Using the WiX Toolset to Produce Windows Installers

The WiX Toolset is an open source collection of tools used for building Windows installers (.msi files, .exe, etc). The WiX Toolset is incredibly powerful and enables building anything from simple to complex installers.

Tugger defines interfaces to the WiX Toolset via Rust APIs and exposes much of this functionality to Starlark.

Concepts

With the WiX Toolset, you define your installer through .wxs XML files. You use the candle.exe program to compile these files into .wixobj files. These compiled files are then linked together using light.exe to produce an installer (.msi, .exe, etc).

The goal of Tugger’s Rust API is to expose the low-level control over WiX Toolset that the most demanding applications will need while also providing high-level and simpler interfaces for performing common tasks (such as producing a simple .msi installer that simply materializes files into the Program Files directory).

Tugger’s WiX APIs

Tugger implements various interfaces for interacting with WiX. This section attempts to document them at a high level and talks about when to use which.

WxsBuilder

The WxsBuilder Rust struct is used to build a single .wxs file.

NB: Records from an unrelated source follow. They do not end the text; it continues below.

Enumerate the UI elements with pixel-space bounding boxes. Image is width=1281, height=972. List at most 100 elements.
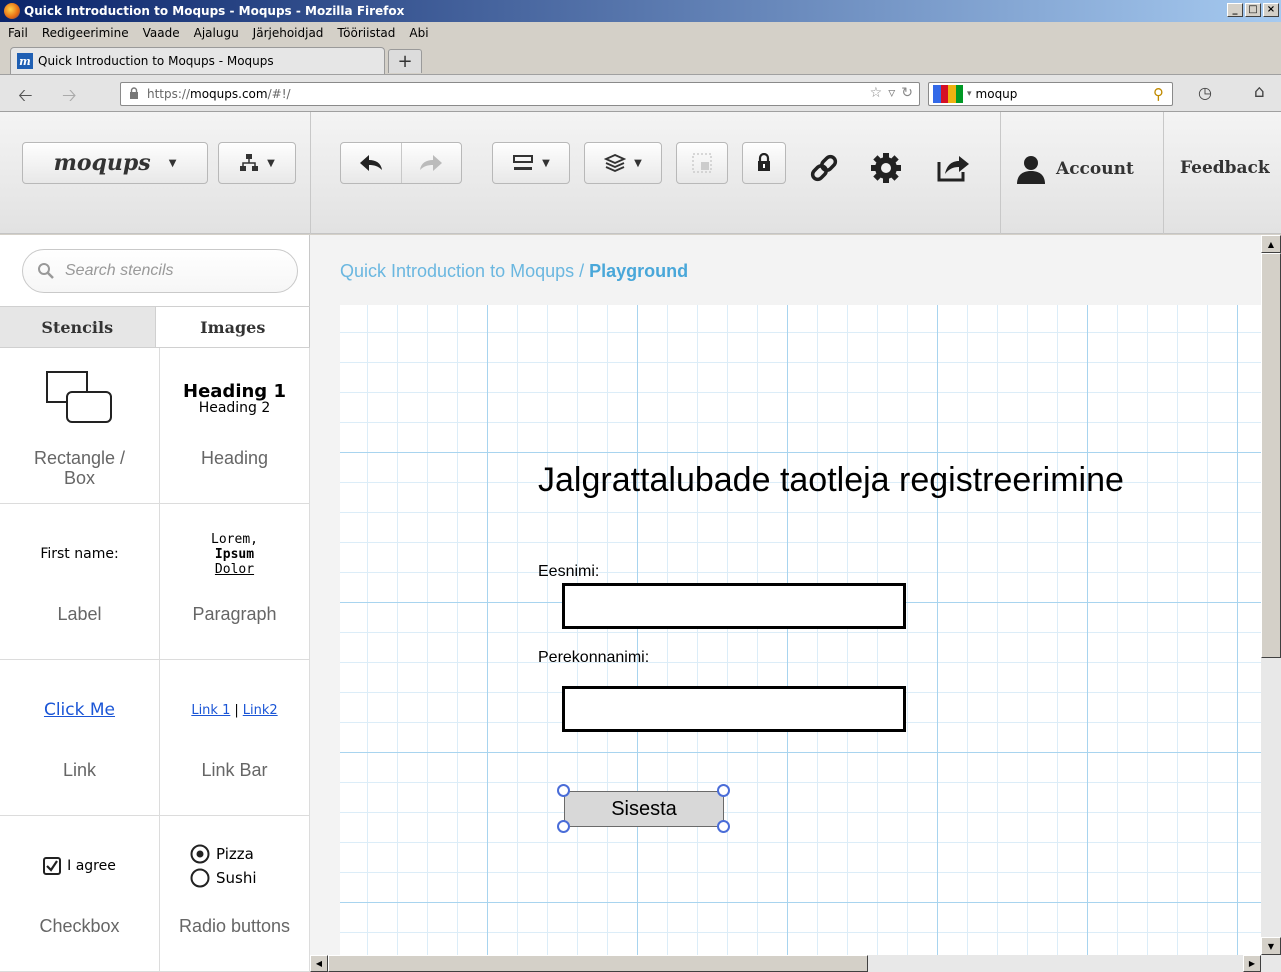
stencil-caption: Checkbox <box>39 916 120 936</box>
redo-button[interactable] <box>402 143 462 183</box>
menu-edit[interactable]: Redigeerimine <box>42 26 129 40</box>
bookmark-star-icon[interactable]: ☆ <box>870 85 883 101</box>
history-icon[interactable]: ◷ <box>1198 83 1212 102</box>
menu-tools[interactable]: Tööriistad <box>337 26 395 40</box>
stencil-caption: Rectangle / Box <box>33 448 126 488</box>
menu-bookmarks[interactable]: Järjehoidjad <box>253 26 324 40</box>
logo-menu-button[interactable]: moqups ▼ <box>22 142 208 184</box>
mockup-last-name-label[interactable]: Perekonnanimi: <box>538 649 649 667</box>
share-button[interactable] <box>935 152 971 187</box>
home-icon[interactable]: ⌂ <box>1254 82 1265 102</box>
heading-2-preview: Heading 2 <box>198 399 271 416</box>
dropdown-arrow-icon[interactable]: ▿ <box>888 85 895 101</box>
close-button[interactable]: × <box>1263 3 1279 17</box>
resize-handle-bottom-left[interactable] <box>557 820 570 833</box>
link-bar-separator: | <box>234 702 239 718</box>
horizontal-scrollbar[interactable]: ◀ ▶ <box>310 955 1281 972</box>
search-engine-dropdown-icon[interactable]: ▾ <box>967 89 972 99</box>
stencil-grid: Rectangle / Box Heading 1 Heading 2 Head… <box>0 348 310 972</box>
link-bar-preview-b: Link2 <box>242 702 278 718</box>
stencil-checkbox[interactable]: I agree Checkbox <box>0 816 160 972</box>
tab-stencils[interactable]: Stencils <box>0 307 156 347</box>
stencil-caption: Heading <box>200 448 269 468</box>
resize-handle-bottom-right[interactable] <box>717 820 730 833</box>
stencil-sidebar: Search stencils Stencils Images Rectangl… <box>0 235 310 972</box>
align-icon <box>513 155 534 170</box>
scroll-left-icon[interactable]: ◀ <box>310 955 328 972</box>
resize-handle-top-right[interactable] <box>717 784 730 797</box>
tab-title: Quick Introduction to Moqups - Moqups <box>38 54 274 68</box>
breadcrumb-page[interactable]: Playground <box>589 261 688 281</box>
link-button[interactable] <box>808 152 840 187</box>
stencil-tabs: Stencils Images <box>0 306 310 348</box>
lock-button[interactable] <box>742 142 786 184</box>
undo-redo-group <box>340 142 462 184</box>
mockup-first-name-label[interactable]: Eesnimi: <box>538 563 599 581</box>
search-bar[interactable]: ▾ moqup ⚲ <box>928 82 1173 106</box>
rectangle-icon <box>45 371 112 423</box>
forward-arrow-icon[interactable]: 🡢 <box>62 83 77 113</box>
label-preview: First name: <box>40 546 119 562</box>
undo-button[interactable] <box>341 143 402 183</box>
maximize-button[interactable]: □ <box>1245 3 1261 17</box>
group-button[interactable] <box>676 142 728 184</box>
tab-images[interactable]: Images <box>156 307 311 347</box>
stencil-radio-buttons[interactable]: Pizza Sushi Radio buttons <box>160 816 310 972</box>
layers-button[interactable]: ▼ <box>584 142 662 184</box>
address-bar[interactable]: https://moqups.com/#!/ ☆ ▿ ↻ <box>120 82 920 106</box>
stencil-link[interactable]: Click Me Link <box>0 660 160 816</box>
stencil-label[interactable]: First name: Label <box>0 504 160 660</box>
moqups-favicon-icon: m <box>17 53 33 69</box>
stencil-caption: Radio buttons <box>178 916 291 936</box>
menu-help[interactable]: Abi <box>409 26 428 40</box>
group-icon <box>692 153 712 173</box>
settings-button[interactable] <box>870 152 902 187</box>
canvas-area: Quick Introduction to Moqups / Playgroun… <box>310 235 1261 955</box>
menu-file[interactable]: Fail <box>8 26 28 40</box>
feedback-button[interactable]: Feedback <box>1180 158 1270 178</box>
stencil-heading[interactable]: Heading 1 Heading 2 Heading <box>160 348 310 504</box>
stencil-paragraph[interactable]: Lorem, Ipsum Dolor Paragraph <box>160 504 310 660</box>
toolbar: moqups ▼ ▼ ▼ ▼ Account Feedback <box>0 112 1281 234</box>
menu-history[interactable]: Ajalugu <box>194 26 239 40</box>
design-canvas[interactable]: Jalgrattalubade taotleja registreerimine… <box>340 305 1261 955</box>
radio-option-label: Sushi <box>216 869 257 887</box>
tab-bar: m Quick Introduction to Moqups - Moqups … <box>0 44 1281 74</box>
back-arrow-icon[interactable]: 🡠 <box>18 83 33 113</box>
menu-view[interactable]: Vaade <box>143 26 180 40</box>
stencil-caption: Paragraph <box>192 604 277 624</box>
lock-icon <box>130 87 138 99</box>
sitemap-button[interactable]: ▼ <box>218 142 296 184</box>
breadcrumb-project[interactable]: Quick Introduction to Moqups <box>340 261 574 281</box>
scroll-down-icon[interactable]: ▼ <box>1261 937 1281 955</box>
radio-unselected-icon <box>190 868 210 888</box>
align-button[interactable]: ▼ <box>492 142 570 184</box>
vertical-scrollbar[interactable]: ▲ ▼ <box>1261 235 1281 955</box>
search-stencils-input[interactable]: Search stencils <box>22 249 298 293</box>
chevron-down-icon: ▼ <box>267 157 275 169</box>
navigation-bar: 🡠 🡢 https://moqups.com/#!/ ☆ ▿ ↻ ▾ moqup… <box>0 74 1281 112</box>
mockup-submit-button[interactable]: Sisesta <box>564 791 724 827</box>
horizontal-scroll-thumb[interactable] <box>328 955 868 972</box>
mockup-last-name-field[interactable] <box>562 686 906 732</box>
resize-handle-top-left[interactable] <box>557 784 570 797</box>
minimize-button[interactable]: _ <box>1227 3 1243 17</box>
menu-bar: Fail Redigeerimine Vaade Ajalugu Järjeho… <box>0 22 1281 44</box>
stencil-caption: Link <box>62 760 97 780</box>
scroll-right-icon[interactable]: ▶ <box>1243 955 1261 972</box>
search-input[interactable]: moqup <box>976 87 1018 101</box>
search-icon[interactable]: ⚲ <box>1153 85 1164 103</box>
stencil-rectangle[interactable]: Rectangle / Box <box>0 348 160 504</box>
stencil-link-bar[interactable]: Link 1 | Link2 Link Bar <box>160 660 310 816</box>
mockup-first-name-field[interactable] <box>562 583 906 629</box>
google-icon[interactable] <box>933 85 963 103</box>
account-button[interactable]: Account <box>1014 154 1134 184</box>
heading-1-preview: Heading 1 <box>183 380 286 402</box>
vertical-scroll-thumb[interactable] <box>1261 253 1281 658</box>
search-icon <box>38 263 54 279</box>
mockup-heading[interactable]: Jalgrattalubade taotleja registreerimine <box>538 461 1124 500</box>
new-tab-button[interactable]: + <box>388 49 422 73</box>
reload-icon[interactable]: ↻ <box>901 85 913 101</box>
browser-tab[interactable]: m Quick Introduction to Moqups - Moqups <box>10 47 385 74</box>
scroll-up-icon[interactable]: ▲ <box>1261 235 1281 253</box>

You provide the path of the .wxs and build settings and it knows how to invoke candle.exe for this file.

WiXInstallerBuilder

The WiXInstallerBuilder Rust struct and WiXInstaller Starlark type are used to manage the end-to-end building and linking of .wxs files. This type knows how to register multiple WxsBuilder instances and build them as a collection. This type holds all the logic for invoking candle.exe and light.exe.

WiXSimpleMSIBuilder

The WiXSimpleMSIBuilder Rust struct and WiXMSIBuilder Starlark type provide a high-level interface for generating an MSI based installer with common features. It enables you to generate a .wxs file by providing a few parameters, without having to know WiX XML.

A WiXSimpleMSIBuilder ultimately is converted to a WiXInstallerBuilder.

WiXBundleInstallerBuilder

The WiXBundleInstallerBuilder Rust struct and WiXBundleBuilder Starlark type provide a high-level interface for generating an .exe based installed with common features.

A WiXBundleInstallerBuilder ultimately is converted to a WiXInstallerBuilder.

If your application only needs the limited functionality exposed by the high-level WiXSimpleMSIBuilder and WiXBundleInstallerBuilder interfaces, you are encouraged to use these for building your installer, as you won’t need to concern yourself with the low-level WiX XML details.

If your application needs what you think is simple or common functionality not provided by the aforementioned high-level builders, consider filing a feature request to request the missing functionality.

Complex applications that have outgrown the limited capabilities of the high-level builder interfaces will need to use the lower level WiXInstallerBuilder / WiXInstaller interface. This interface allows you to provide your own .wxs files. This means you can still use Tugger for invoking WiX, even if all of your .wxs files are maintained outside of Tugger, enabling Tugger to grow with your needs. Note that it is possible to use one of the higher-level interfaces for automatically generating a .wxs file and then supplement this automatically-generated file with other .wxs files that you maintain.

Note

Ideally no WiX installer should be too complicated to be handled by Tugger. If Tugger’s functionality is not sufficient, consider creating an issue to request a feature to close the feature gap.

How Tugger Invokes WiX

Tugger’s Rust APIs collects which .wxs files to compile and their compilation settings. It also collects additional files needed to compile .wxs files.

When you build your installer, Tugger copies all the registered .wxs files plus other registered files into a common directory. It then invokes candle.exe on each .wxs file followed by light.exe to link them together. This is different from a traditional environment, where .wxs files are often processed in place: Tugger always makes copies to try to ensure results are reproducible and the full build environment is captured.

Automatic <Fragment> Generation for Files

Tugger supports automatically generating a .wxs file with <Fragment>’s describing a set of files. Given a set of input files, it will produce a deterministic .wxs file with <DirectoryRef> holding <Component> and <File> of every file therein as well as <ComponentGroup> for each distinct directory tree.

This functionality is similar to what WiX Toolset’s heat.exe tool can do. However, Tugger uses a deterministic mechanism to derive GUIDs and IDs for each item. This enables the produced elements to be referenced in other .wxs files more easily. And the generated file doesn’t need to be saved or manually updated, as it does with the use of heat.exe.

You simply give Tugger a manifest of files to index and the prefix for Id attributes in XML, and it will emit a deterministic .wxs file!